Model: FalconMasr
This model is based on the Falcon-7B model with quantization in 4-bit format for efficient memory usage and fine-tuned using LoRA (Low-Rank Adaptation) for Arabic causal language modeling tasks. The model has been configured to handle causal language modeling tasks specifically designed to improve responses in Arabic.
Model Configuration
- Base Model:
ybelkada/falcon-7b-sharded-bf16
- Quantization: 4-bit with
nf4
quantization type andfloat16
computation - LoRA Configuration:
lora_alpha=16
,lora_dropout=0
,r=64
- Task Type: Causal Language Modeling
- Target Modules:
query_key_value
,dense
,dense_h_to_4h
,dense_4h_to_h
Training
The model was fine-tuned on a custom Arabic text dataset, achieving progressive improvements in training loss, as shown in the table below:
Step | Training Loss |
---|---|
10 | 1.459100 |
20 | 1.335000 |
30 | 1.295600 |
40 | 1.177000 |
50 | 1.144900 |
60 | 1.132900 |
70 | 1.074500 |
80 | 1.078600 |
90 | 1.121100 |
100 | 0.936000 |
110 | 1.151500 |
120 | 1.068000 |
130 | 1.056700 |
140 | 0.976900 |
150 | 0.867300 |
160 | 1.151100 |
170 | 1.023200 |
180 | 1.074300 |
190 | 1.036800 |
200 | 0.930700 |
210 | 0.960800 |
220 | 1.098800 |
230 | 0.967400 |
240 | 0.961700 |
250 | 0.871100 |
260 | 0.869400 |
270 | 0.939500 |
280 | 1.087600 |
290 | 1.080700 |
300 | 0.906800 |
310 | 0.901600 |
320 | 0.943200 |
330 | 0.968900 |
340 | 0.986600 |
350 | 1.014200 |
360 | 1.191700 |
370 | 0.992500 |
380 | 0.963600 |
390 | 0.888800 |
400 | 0.746000 |
Usage
To use this model, load it with the following configuration:
import torch
from transformers import AutoModelForCausalLM,BitsAndBytesConfig
from transformers import AutoTokenizer
import warnings
warnings.filterwarnings("ignore", category=FutureWarning)
# Model Configuration
model_name ="MahmoudIbrahim/FalconMasr"
bnb_config = BitsAndBytesConfig(
load_in_4bit=True,
bnb_4bit_quant_type="nf4",
bnb_4bit_compute_dtype=torch.float16,
)
# Load model and tokenizer
model = AutoModelForCausalLM.from_pretrained(
model_name,
quantization_config=bnb_config,
trust_remote_code=True,
low_cpu_mem_usage=True,
)
model.config.use_cache = False
tokenizer =AutoTokenizer.from_pretrained(
model_name,
trust_remote_code=True,
)
tokenizer.pad_token = tokenizer.eos_token
input_text = "كيف تختلف منصة المدفوعات المتكاملة لشركة أمريكان إكسبريس عن شبكات البطاقات المصرفية؟"

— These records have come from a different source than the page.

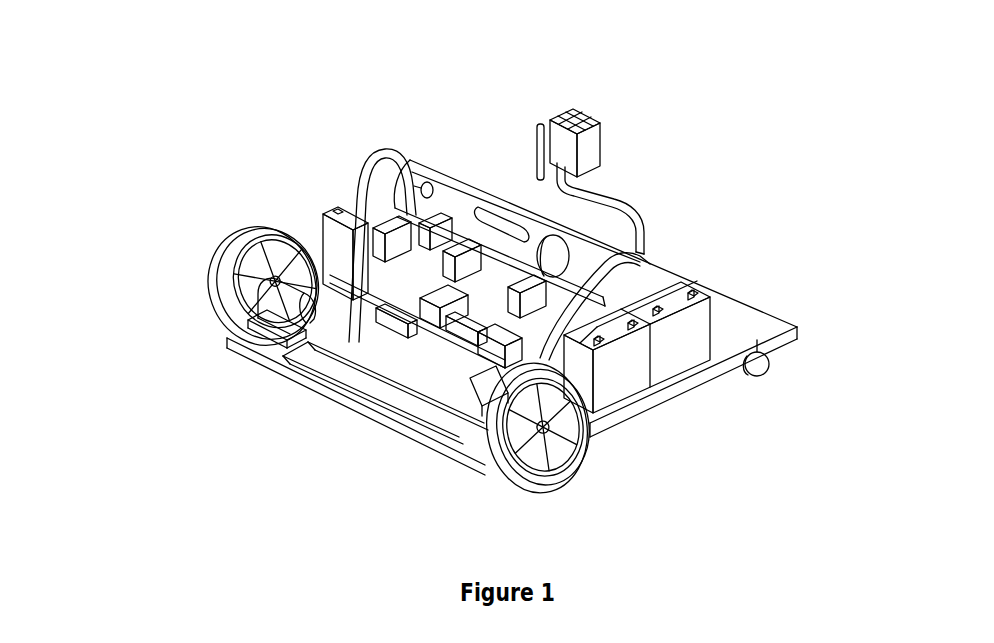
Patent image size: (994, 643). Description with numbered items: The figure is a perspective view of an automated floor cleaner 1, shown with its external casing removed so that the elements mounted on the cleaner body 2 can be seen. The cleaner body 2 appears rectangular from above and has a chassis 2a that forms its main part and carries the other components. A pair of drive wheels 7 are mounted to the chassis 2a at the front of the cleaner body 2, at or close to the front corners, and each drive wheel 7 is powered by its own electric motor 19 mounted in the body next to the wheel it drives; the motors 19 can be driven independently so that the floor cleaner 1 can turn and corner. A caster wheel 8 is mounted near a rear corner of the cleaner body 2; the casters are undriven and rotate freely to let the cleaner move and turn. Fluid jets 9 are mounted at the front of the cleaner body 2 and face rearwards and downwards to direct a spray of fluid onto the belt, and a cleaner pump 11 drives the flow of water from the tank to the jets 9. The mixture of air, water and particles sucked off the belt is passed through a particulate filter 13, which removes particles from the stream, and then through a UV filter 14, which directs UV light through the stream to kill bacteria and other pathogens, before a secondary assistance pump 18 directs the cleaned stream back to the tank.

The automated floor cleaner 1 is at (152, 96).
The cleaner body 2 is at (770, 144).
The chassis 2a is at (755, 328).
The drive wheels 7 is at (210, 252).
The caster wheels 8 is at (763, 365).
The fluid jets 9 is at (437, 297).
The cleaner pump 11 is at (367, 242).
The particulate filter 13 is at (470, 318).
The UV filter 14 is at (452, 200).
The secondary assistance pump 18 is at (603, 118).
The electric motor 19 is at (283, 297).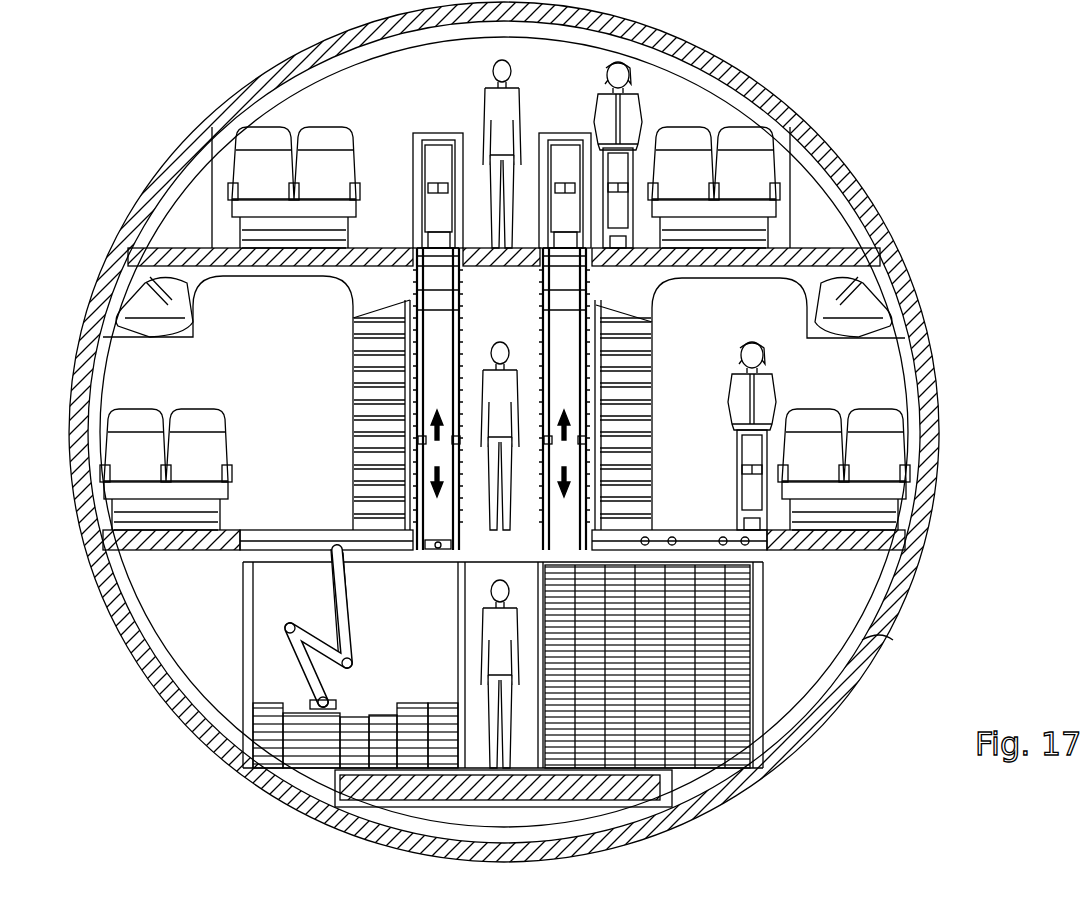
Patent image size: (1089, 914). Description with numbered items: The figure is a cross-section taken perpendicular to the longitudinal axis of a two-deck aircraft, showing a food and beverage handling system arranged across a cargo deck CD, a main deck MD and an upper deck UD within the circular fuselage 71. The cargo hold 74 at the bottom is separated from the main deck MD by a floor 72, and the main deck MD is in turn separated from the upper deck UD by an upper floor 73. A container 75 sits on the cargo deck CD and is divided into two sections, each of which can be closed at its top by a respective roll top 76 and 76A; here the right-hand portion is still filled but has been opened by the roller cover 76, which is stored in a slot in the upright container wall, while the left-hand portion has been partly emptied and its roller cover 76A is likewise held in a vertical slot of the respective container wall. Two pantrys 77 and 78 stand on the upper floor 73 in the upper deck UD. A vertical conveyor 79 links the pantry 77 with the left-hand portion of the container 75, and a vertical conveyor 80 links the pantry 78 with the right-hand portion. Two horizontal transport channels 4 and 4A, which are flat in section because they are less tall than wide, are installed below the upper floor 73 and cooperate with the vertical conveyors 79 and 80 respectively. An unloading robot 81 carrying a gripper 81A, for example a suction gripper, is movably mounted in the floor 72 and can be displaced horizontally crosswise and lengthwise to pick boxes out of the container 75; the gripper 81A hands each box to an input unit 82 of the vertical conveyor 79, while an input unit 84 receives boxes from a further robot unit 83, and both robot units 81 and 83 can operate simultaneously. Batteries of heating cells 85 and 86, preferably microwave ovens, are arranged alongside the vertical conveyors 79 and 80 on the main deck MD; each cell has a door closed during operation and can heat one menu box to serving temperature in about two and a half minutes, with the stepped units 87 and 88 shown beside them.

# Move inputs to the same device as the model
device = torch.device("cuda" if torch.cuda.is_available() else "cpu")
# Set use_reentrant=False for torch checkpointing
torch.utils.checkpoint.checkpoint_sequential.use_reentrant = False
# Tokenize the input text
inputs = tokenizer(input_text, return_tensors="pt").to(device)
# Remove 'token_type_ids' if it's present in the inputs
inputs.pop('token_type_ids', None)
# Generate the output
output = model.generate(**inputs, max_length=200,
use_cache=False,pad_token_id=tokenizer.eos_token_id)
# Decode the generated output
decoded_output = tokenizer.decode(output[0], skip_special_tokens=True)
print(decoded_output)